On the other hand, he and his associates used just “pencil, paper, and math” to expand understanding of the classic game theory model the Prisoner’s Dilemma. In the game, if both players cooperate, both receive a payoff; if neither cooperates, both receive a smaller payoff. If only one cooperates, the cooperating player receives a smaller payoff than the other player. In other words, it pays to cooperate, but it can pay even more to be selfish.
However, by assuming a population of players that changes and evolves, much as it would in life, Plotkin’s group showed that only generous strategies would succeed in the long run. The finding leads to other questions, such as what happens to a cooperative population when the environment changes: Does the fact that the population is cooperative make it more likely to adapt, or make it fragile and prone to extinction?
The two projects seem very different, and yet, “Somehow we all have lunch and happy conversations,” says Plotkin of his group. “It’s because in the end we are all interested in evolution: What happens in an evolving population? How does the way a cell evolved tell us what are the most important set points in protein production?”

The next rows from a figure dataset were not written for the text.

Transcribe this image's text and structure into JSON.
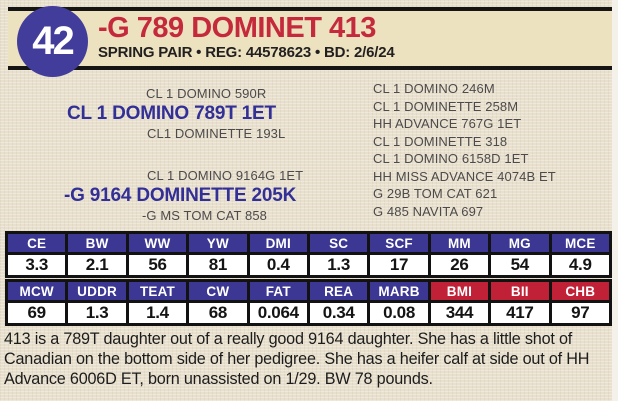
{
  "lot": {
    "number": "42"
  },
  "header": {
    "title": "-G 789 DOMINET 413",
    "subtitle": "SPRING PAIR  •  REG: 44578623  •  BD: 2/6/24"
  },
  "pedigree": {
    "sire_sire": "CL 1 DOMINO 590R",
    "sire": "CL 1 DOMINO 789T 1ET",
    "sire_dam": "CL1 DOMINETTE 193L",
    "dam_sire": "CL 1 DOMINO 9164G 1ET",
    "dam": "-G 9164 DOMINETTE 205K",
    "dam_dam": "-G MS TOM CAT 858",
    "ancestors": [
      "CL 1 DOMINO 246M",
      "CL 1 DOMINETTE 258M",
      "HH ADVANCE 767G 1ET",
      "CL 1 DOMINETTE 318",
      "CL 1 DOMINO 6158D 1ET",
      "HH MISS ADVANCE 4074B ET",
      "G 29B TOM CAT 621",
      "G 485 NAVITA 697"
    ]
  },
  "epd1": {
    "headers": [
      "CE",
      "BW",
      "WW",
      "YW",
      "DMI",
      "SC",
      "SCF",
      "MM",
      "MG",
      "MCE"
    ],
    "values": [
      "3.3",
      "2.1",
      "56",
      "81",
      "0.4",
      "1.3",
      "17",
      "26",
      "54",
      "4.9"
    ]
  },
  "epd2": {
    "headers": [
      "MCW",
      "UDDR",
      "TEAT",
      "CW",
      "FAT",
      "REA",
      "MARB",
      "BMI",
      "BII",
      "CHB"
    ],
    "values": [
      "69",
      "1.3",
      "1.4",
      "68",
      "0.064",
      "0.34",
      "0.08",
      "344",
      "417",
      "97"
    ]
  },
  "description": "413 is a 789T daughter out of a really good 9164 daughter. She has a little shot of Canadian on the bottom side of her pedigree. She has a heifer calf at side out of HH Advance 6006D ET, born unassisted on 1/29. BW 78 pounds.",
  "colors": {
    "paper": "#e8e0cd",
    "header_band": "#ece2bf",
    "lot_circle_blue": "#423d9a",
    "title_red": "#c5293c",
    "pedigree_name_blue": "#322f97",
    "epd_header_blue": "#3b3793",
    "epd_header_red": "#c12136"
  }
}
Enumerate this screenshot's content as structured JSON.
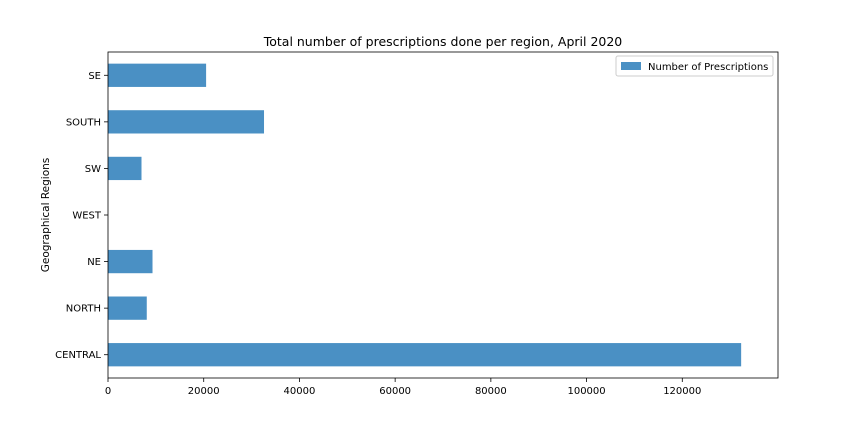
{
  "chart_data": {
    "type": "bar",
    "orientation": "horizontal",
    "title": "Total number of prescriptions done per region, April 2020",
    "xlabel": "",
    "ylabel": "Geographical Regions",
    "categories": [
      "CENTRAL",
      "NORTH",
      "NE",
      "WEST",
      "SW",
      "SOUTH",
      "SE"
    ],
    "series": [
      {
        "name": "Number of Prescriptions",
        "values": [
          132300,
          8100,
          9300,
          0,
          7000,
          32600,
          20500
        ],
        "color": "#4a90c4"
      }
    ],
    "xlim": [
      0,
      140000
    ],
    "xticks": [
      0,
      20000,
      40000,
      60000,
      80000,
      100000,
      120000
    ],
    "xtick_labels": [
      "0",
      "20000",
      "40000",
      "60000",
      "80000",
      "100000",
      "120000"
    ],
    "grid": false,
    "legend_position": "top-right"
  }
}
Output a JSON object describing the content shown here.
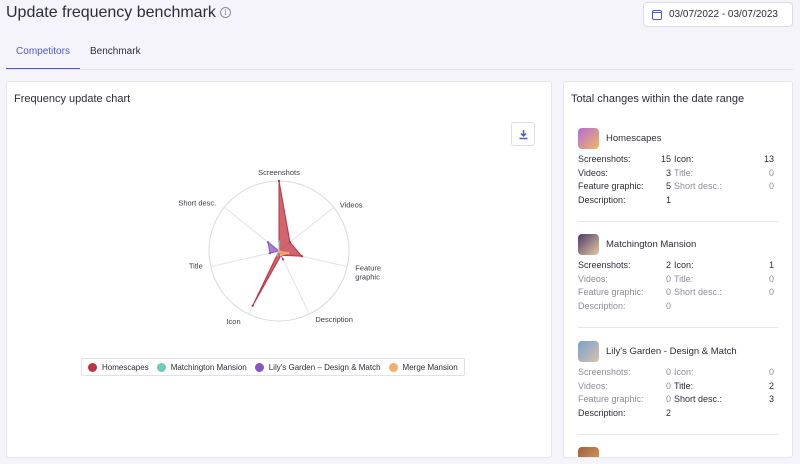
{
  "header": {
    "title": "Update frequency benchmark",
    "info_icon": "info-icon",
    "date_range": "03/07/2022 - 03/07/2023"
  },
  "tabs": [
    {
      "label": "Competitors",
      "active": true
    },
    {
      "label": "Benchmark",
      "active": false
    }
  ],
  "chart_card": {
    "title": "Frequency update chart",
    "download_icon": "download-icon"
  },
  "chart_data": {
    "type": "radar",
    "axes": [
      "Screenshots",
      "Videos",
      "Feature graphic",
      "Description",
      "Icon",
      "Title",
      "Short desc."
    ],
    "axis_label_lines": [
      [
        "Screenshots"
      ],
      [
        "Videos"
      ],
      [
        "Feature",
        "graphic"
      ],
      [
        "Description"
      ],
      [
        "Icon"
      ],
      [
        "Title"
      ],
      [
        "Short desc."
      ]
    ],
    "max": 15,
    "series": [
      {
        "name": "Homescapes",
        "color": "#c0323f",
        "values": [
          15,
          3,
          5,
          1,
          13,
          0,
          0
        ]
      },
      {
        "name": "Matchington Mansion",
        "color": "#6ccbbf",
        "values": [
          2,
          0,
          0,
          0,
          1,
          0,
          0
        ]
      },
      {
        "name": "Lily's Garden – Design & Match",
        "color": "#8a55c0",
        "values": [
          0,
          0,
          0,
          2,
          0,
          2,
          3
        ]
      },
      {
        "name": "Merge Mansion",
        "color": "#f2ae6a",
        "values": [
          0,
          0,
          2,
          1,
          0,
          0,
          0
        ]
      }
    ],
    "legend_position": "bottom"
  },
  "totals": {
    "title": "Total changes within the date range",
    "apps": [
      {
        "name": "Homescapes",
        "icon_colors": [
          "#b36bd8",
          "#f0b860"
        ],
        "left": [
          [
            "Screenshots:",
            "15"
          ],
          [
            "Videos:",
            "3"
          ],
          [
            "Feature graphic:",
            "5"
          ],
          [
            "Description:",
            "1"
          ]
        ],
        "right": [
          [
            "Icon:",
            "13"
          ],
          [
            "Title:",
            "0"
          ],
          [
            "Short desc.:",
            "0"
          ]
        ]
      },
      {
        "name": "Matchington Mansion",
        "icon_colors": [
          "#4a3a6a",
          "#e8c9a0"
        ],
        "left": [
          [
            "Screenshots:",
            "2"
          ],
          [
            "Videos:",
            "0"
          ],
          [
            "Feature graphic:",
            "0"
          ],
          [
            "Description:",
            "0"
          ]
        ],
        "right": [
          [
            "Icon:",
            "1"
          ],
          [
            "Title:",
            "0"
          ],
          [
            "Short desc.:",
            "0"
          ]
        ]
      },
      {
        "name": "Lily's Garden - Design & Match",
        "icon_colors": [
          "#7aa0c8",
          "#d9c0b0"
        ],
        "left": [
          [
            "Screenshots:",
            "0"
          ],
          [
            "Videos:",
            "0"
          ],
          [
            "Feature graphic:",
            "0"
          ],
          [
            "Description:",
            "2"
          ]
        ],
        "right": [
          [
            "Icon:",
            "0"
          ],
          [
            "Title:",
            "2"
          ],
          [
            "Short desc.:",
            "3"
          ]
        ]
      }
    ],
    "partial_app_icon_colors": [
      "#a06040",
      "#e0a060"
    ]
  }
}
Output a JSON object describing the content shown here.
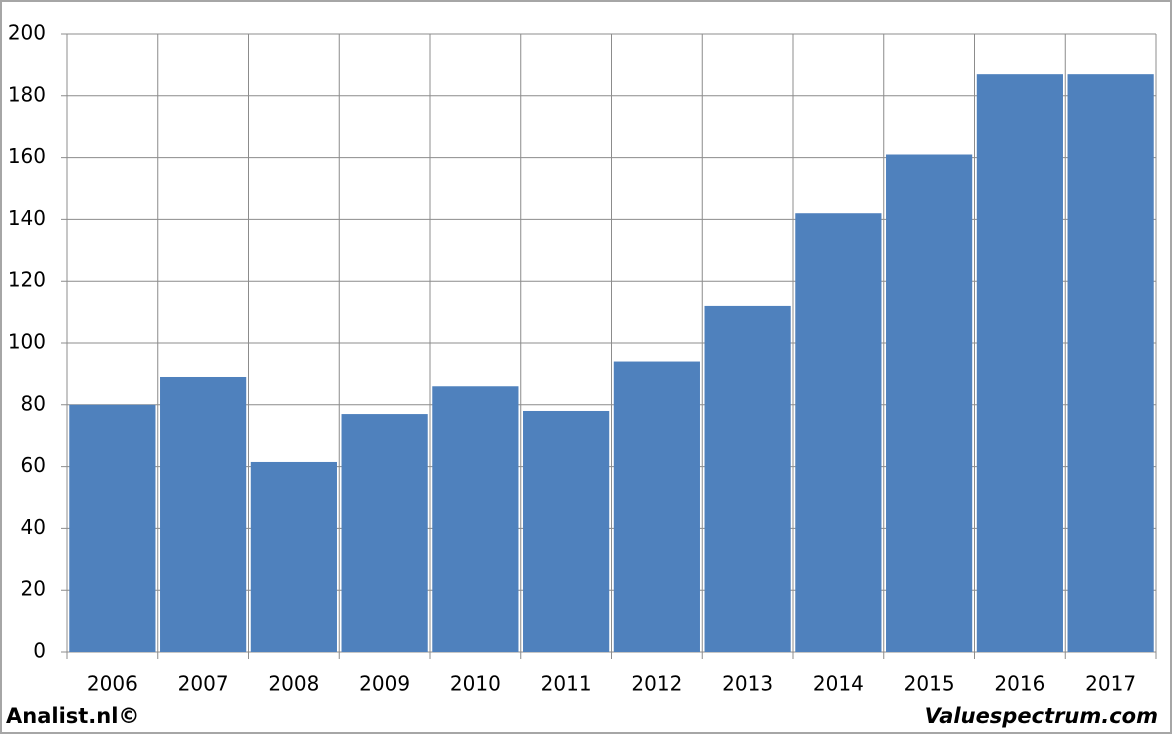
{
  "chart_data": {
    "type": "bar",
    "categories": [
      "2006",
      "2007",
      "2008",
      "2009",
      "2010",
      "2011",
      "2012",
      "2013",
      "2014",
      "2015",
      "2016",
      "2017"
    ],
    "values": [
      80,
      89,
      61.5,
      77,
      86,
      78,
      94,
      112,
      142,
      161,
      187,
      187
    ],
    "color": "#4f81bd",
    "ylim": [
      0,
      200
    ],
    "yticks": [
      0,
      20,
      40,
      60,
      80,
      100,
      120,
      140,
      160,
      180,
      200
    ],
    "grid": true
  },
  "footer": {
    "left": "Analist.nl©",
    "right": "Valuespectrum.com"
  }
}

Plotkin comes from a math background, but had second thoughts about his specialty partway through graduate school. “Being a professional mathematician is sort of like solving complicated crossword puzzles all day long,” he says. He’d taken a course in evolution in college, and decided he liked the questions it raised: “Everywhere you looked you could find a problem that begged explanation.” Members of his research group have backgrounds ranging from physics and biology to statistics and computer science. He’s also inspired by his fellow faculty, with whom he has “hallway conversations, sometimes chalkboard conversations, and once in a while an experiment.”
“It’s just lots of fun,” Plotkin says of his work. “Most of our research requires a confluence of skills. When the group is diverse, it is so much more than the sum of its parts.”